Табачный дым «Куми» раздражал: благовония, поставленные против нее самой, привлекали намного больше горьковатого аромата, нередко спутавшегося с потом распространителей; потому екай постоянно смешливо, по мнению редких наблюдающих, морщила нос и поджимала губы, складывая в линию настолько тонкую, чтобы ни один клычок не вырвался вдруг из пасти — хотелось их обнажить и всем же доказать, что не так уж и миловидно забранное ею тело. Настоящая с неизвестным именем похоронила себя под храмом одного из тех Богов, каким поклонялась, в них веровала и защиты от них же не получила: Дзанко в святилищах прозябала лучшие годы жизни, пропитание себе взыскивая с многочисленных прихожан, почтивших ее вдруг за святую: за элегантностью ее не было ничего, кроме напавшего чревоугодия да желания побыстрее «компаньона», который все никак не наедался и не наедался, под копной насытить. Цыкнувши, Дзанко пронеслась мимо одинокого столика: в ранние часы многие еще отдавали телу сну в небольших комнатушках, бывших в разы крупнее ее собственной; очередной ступенчатый пролет — нога отчего-то остановилась, занесенная над дряблым деревом; легкие смешки какого-то отставного и его небольшой компании, в какой женщины выполняли функцию молчаливых гарпий — и с ними же мальчонка, лет двенадцати на быстрый огляд, неокрепший по всем доводам — но мальчонка с той же душой любопытной!

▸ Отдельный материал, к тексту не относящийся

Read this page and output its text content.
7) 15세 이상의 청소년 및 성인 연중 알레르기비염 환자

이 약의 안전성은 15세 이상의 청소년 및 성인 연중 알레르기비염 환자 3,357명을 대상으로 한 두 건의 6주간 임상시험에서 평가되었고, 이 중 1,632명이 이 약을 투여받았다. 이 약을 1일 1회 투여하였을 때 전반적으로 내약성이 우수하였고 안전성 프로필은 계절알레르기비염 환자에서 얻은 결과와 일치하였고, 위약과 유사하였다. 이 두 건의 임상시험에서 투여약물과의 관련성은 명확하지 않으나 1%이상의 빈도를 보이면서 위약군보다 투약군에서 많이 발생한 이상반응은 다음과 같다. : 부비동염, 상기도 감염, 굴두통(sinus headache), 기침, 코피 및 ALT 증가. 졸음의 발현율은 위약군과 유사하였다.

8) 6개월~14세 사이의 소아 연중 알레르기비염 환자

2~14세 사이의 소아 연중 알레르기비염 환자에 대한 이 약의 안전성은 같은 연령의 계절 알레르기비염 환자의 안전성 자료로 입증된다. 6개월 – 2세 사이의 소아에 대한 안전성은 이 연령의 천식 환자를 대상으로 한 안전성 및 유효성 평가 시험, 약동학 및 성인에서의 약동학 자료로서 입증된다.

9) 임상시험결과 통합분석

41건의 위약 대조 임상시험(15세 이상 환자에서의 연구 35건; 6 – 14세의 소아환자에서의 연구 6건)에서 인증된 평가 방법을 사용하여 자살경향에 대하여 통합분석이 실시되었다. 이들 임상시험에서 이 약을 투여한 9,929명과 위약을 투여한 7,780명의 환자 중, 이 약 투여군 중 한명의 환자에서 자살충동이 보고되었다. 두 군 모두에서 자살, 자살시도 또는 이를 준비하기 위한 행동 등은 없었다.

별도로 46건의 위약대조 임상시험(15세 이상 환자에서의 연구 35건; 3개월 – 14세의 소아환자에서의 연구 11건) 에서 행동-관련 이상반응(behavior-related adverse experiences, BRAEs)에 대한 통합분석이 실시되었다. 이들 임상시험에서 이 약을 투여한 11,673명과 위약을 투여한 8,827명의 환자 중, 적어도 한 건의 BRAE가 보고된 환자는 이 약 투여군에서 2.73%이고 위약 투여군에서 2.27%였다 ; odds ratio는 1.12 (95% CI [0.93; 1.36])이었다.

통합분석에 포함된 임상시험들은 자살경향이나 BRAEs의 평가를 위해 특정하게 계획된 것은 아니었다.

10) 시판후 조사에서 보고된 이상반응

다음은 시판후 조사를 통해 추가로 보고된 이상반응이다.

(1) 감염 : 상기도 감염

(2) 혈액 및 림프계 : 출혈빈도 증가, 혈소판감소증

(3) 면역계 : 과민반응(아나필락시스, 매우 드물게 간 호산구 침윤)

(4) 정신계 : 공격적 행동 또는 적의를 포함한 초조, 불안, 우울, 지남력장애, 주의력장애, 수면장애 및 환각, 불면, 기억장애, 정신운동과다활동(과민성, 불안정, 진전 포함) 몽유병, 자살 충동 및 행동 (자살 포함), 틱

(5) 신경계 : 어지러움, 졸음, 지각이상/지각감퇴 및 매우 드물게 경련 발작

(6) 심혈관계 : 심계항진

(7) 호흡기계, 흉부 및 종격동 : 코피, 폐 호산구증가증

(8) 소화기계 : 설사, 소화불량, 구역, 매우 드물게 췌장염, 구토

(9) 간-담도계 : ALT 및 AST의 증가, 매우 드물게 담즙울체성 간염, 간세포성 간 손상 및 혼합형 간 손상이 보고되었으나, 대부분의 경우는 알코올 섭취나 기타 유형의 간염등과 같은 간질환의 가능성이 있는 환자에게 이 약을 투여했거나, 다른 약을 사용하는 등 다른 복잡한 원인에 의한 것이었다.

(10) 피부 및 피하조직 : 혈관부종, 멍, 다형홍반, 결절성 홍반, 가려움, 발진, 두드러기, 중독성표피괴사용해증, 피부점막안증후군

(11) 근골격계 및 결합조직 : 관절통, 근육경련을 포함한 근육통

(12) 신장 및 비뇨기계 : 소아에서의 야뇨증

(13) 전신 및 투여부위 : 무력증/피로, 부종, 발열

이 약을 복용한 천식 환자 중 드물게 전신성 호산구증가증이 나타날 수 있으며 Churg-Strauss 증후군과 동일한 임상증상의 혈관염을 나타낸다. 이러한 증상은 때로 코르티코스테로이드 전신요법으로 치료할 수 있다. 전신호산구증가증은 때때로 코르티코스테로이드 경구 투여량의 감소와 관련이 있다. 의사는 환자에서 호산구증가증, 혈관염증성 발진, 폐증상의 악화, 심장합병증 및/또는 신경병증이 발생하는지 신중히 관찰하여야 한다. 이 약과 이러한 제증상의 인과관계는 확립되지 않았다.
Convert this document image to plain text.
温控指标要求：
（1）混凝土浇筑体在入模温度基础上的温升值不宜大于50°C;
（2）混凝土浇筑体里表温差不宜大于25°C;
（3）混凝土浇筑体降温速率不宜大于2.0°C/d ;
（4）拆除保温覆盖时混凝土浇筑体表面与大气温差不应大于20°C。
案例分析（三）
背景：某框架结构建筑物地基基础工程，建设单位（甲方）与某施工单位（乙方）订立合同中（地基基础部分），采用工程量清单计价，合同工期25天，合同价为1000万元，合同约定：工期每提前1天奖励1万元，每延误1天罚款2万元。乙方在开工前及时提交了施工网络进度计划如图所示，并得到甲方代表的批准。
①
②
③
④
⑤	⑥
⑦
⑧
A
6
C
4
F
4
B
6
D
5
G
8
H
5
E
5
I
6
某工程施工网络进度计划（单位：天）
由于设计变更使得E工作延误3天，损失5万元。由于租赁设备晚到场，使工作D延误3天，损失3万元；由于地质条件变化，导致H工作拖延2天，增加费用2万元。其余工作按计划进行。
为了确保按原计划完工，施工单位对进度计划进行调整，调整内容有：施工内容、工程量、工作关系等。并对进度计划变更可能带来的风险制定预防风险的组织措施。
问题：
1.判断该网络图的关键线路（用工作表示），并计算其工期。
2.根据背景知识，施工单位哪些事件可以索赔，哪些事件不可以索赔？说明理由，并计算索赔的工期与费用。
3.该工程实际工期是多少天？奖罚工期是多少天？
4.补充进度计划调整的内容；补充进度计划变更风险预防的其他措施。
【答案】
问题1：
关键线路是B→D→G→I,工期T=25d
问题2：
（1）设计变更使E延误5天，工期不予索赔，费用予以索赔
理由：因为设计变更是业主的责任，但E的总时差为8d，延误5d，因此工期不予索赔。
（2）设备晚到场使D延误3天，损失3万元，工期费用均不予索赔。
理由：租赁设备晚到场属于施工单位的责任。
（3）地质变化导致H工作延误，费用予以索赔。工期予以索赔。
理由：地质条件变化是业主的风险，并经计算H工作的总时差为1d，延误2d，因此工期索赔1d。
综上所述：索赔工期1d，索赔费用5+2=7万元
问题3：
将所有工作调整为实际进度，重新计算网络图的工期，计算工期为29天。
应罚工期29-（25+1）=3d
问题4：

Дзанко обернулась: как бы она не понимала чужих чувств, каждая душа была для нее от других отделимой хоть по одному возможному признаку — а у него...у него она слишком особенная: неизвестно чем, неизвестно почему, но эту фибру «Куми» оборвала бы когтем среди миллиарда скучаний.
— Куми, как мы тебя не заметили! — воскликнул мужчина средних лет, по всей сути отец «недоумка», как успела обознать Дзанкокуми мальчонка; пальцы ног поджались, и вот-вот выступили на них сгнившие ногти — не терпела она обращения «Куми», как не славилась бы им среди всех приезжих, остававшихся на практически полное проживание: «Куми» только для него, нее, этого — а что за существо то было?
Дзанко, прыгнувши на самое основание лестницы, поклонилась так, как учили, прижимая к невыделяющейся груди поднос, на каком недавно стыл чай; Хозяйка вдруг на девчонку расщедрилась и той запросила кимоно, достаточно выделяющееся на фоне тусклых халатов, с редкой росписью: но в нем было жарко и душно настолько, что лучше бы Дзанко предалась прошлому и вновь нагой бежала по лесам в поисках душ, тел, плоти.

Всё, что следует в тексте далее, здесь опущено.